Johannes Betz is not your typical racing car driver.

For a start, he doesn’t get in the vehicle – it’s driverless. As a post-doctoral researcher, he is in charge of the Technical University of Munich’s entry in the Roborace motorsport competition, now in its first competitive season.

All these cars are electric and self-driving. “We started in early 2017, when my professor saw this in a newspaper,” he says.

“Each month, we have to develop our software a little further, and then go to an event – yeah, like Formula 1,” he laughs.

Each team – the University of Pisa and electric van start-up Arrival also compete – writes software for an identical racing car, currently the DevBot 2.0, which is capable of speeds over 200mph (322km/h).

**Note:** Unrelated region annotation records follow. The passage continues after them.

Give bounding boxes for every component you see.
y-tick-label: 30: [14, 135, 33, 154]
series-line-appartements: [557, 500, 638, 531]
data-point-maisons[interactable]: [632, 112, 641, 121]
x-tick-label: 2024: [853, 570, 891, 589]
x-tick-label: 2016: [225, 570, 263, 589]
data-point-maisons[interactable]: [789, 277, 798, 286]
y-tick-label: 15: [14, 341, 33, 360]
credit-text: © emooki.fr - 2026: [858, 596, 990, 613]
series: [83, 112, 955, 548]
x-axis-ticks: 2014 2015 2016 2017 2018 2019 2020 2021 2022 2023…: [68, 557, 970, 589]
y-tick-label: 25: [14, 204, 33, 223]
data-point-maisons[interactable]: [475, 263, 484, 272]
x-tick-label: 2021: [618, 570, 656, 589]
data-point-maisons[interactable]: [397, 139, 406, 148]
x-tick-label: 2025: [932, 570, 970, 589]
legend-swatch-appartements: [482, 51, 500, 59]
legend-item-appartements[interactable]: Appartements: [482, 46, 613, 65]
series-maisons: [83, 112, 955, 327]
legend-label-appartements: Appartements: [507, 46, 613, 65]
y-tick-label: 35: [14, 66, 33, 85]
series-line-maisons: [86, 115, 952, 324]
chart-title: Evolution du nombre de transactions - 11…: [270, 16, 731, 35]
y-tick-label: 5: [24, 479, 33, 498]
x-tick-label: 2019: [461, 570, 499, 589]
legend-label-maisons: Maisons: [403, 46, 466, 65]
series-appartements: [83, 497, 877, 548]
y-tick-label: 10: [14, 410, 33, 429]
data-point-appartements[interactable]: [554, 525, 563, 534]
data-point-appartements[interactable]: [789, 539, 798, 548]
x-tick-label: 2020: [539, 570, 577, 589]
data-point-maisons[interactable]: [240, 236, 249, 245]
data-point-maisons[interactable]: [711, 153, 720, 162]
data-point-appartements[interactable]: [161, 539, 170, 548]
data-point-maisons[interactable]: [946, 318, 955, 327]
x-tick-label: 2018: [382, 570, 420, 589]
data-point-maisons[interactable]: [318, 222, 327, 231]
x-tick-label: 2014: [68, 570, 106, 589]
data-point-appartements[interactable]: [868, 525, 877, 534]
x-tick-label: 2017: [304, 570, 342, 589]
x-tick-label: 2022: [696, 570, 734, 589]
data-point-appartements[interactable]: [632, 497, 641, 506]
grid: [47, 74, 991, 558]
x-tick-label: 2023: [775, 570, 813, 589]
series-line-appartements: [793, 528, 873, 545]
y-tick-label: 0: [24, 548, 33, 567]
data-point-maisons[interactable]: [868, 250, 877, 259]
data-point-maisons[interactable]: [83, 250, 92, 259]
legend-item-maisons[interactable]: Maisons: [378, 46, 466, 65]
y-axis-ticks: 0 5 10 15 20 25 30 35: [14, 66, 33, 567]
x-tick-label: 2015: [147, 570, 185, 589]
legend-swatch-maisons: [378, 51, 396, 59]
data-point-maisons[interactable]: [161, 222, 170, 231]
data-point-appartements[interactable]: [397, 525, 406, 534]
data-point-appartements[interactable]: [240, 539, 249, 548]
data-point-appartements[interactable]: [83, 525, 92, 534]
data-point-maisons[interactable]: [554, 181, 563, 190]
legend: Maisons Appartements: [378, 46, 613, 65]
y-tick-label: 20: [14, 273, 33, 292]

It is guided by six cameras, two radars, 18 ultrasound sensors, and five lidar [light detection and ranging] sensors. The onboard computer processor is capable of 24 trillion operations a second.

It was the first racing car to establish a fully autonomous official record at the Goodwood Hill Climb, an important motorsport event in England’s West Sussex, on 13 July.

This narrow, winding 1.86 km (1.16-mile) track climbs 150m (492ft) round slippery bends, hay bales, and flint walls.

And DevBot navigated it in 66.96 seconds – eight seconds faster than an unofficial attempt last year.

Now “there’s around twelve seconds left for the AI (artificial intelligence) to find” before it can match the best human drivers, says Bryn Balcombe, Roborace’s chief strategy officer.

Of that, “six seconds we think is easily gained, and then you’re starting to get into the unknowns.”

But what is the point of racing driverless cars?

It’s an important way to assess the quality of the sensors and cameras which autonomous vehicles (AVs) will rely on, explains Mr Balcombe.

And “testing performance limits on real roads is not something, as a member of society, I’m 100% comfortable with,” he says.

He plans to introduce obstacles for the DevBots to navigate, such as slower-moving lorries and tractors. Overtaking is the hardest race course task to automate, says Dr Betz.

The ultimate aim is to find out whether driverless cars can eventually perform at a level so you can’t detect it’s an AI.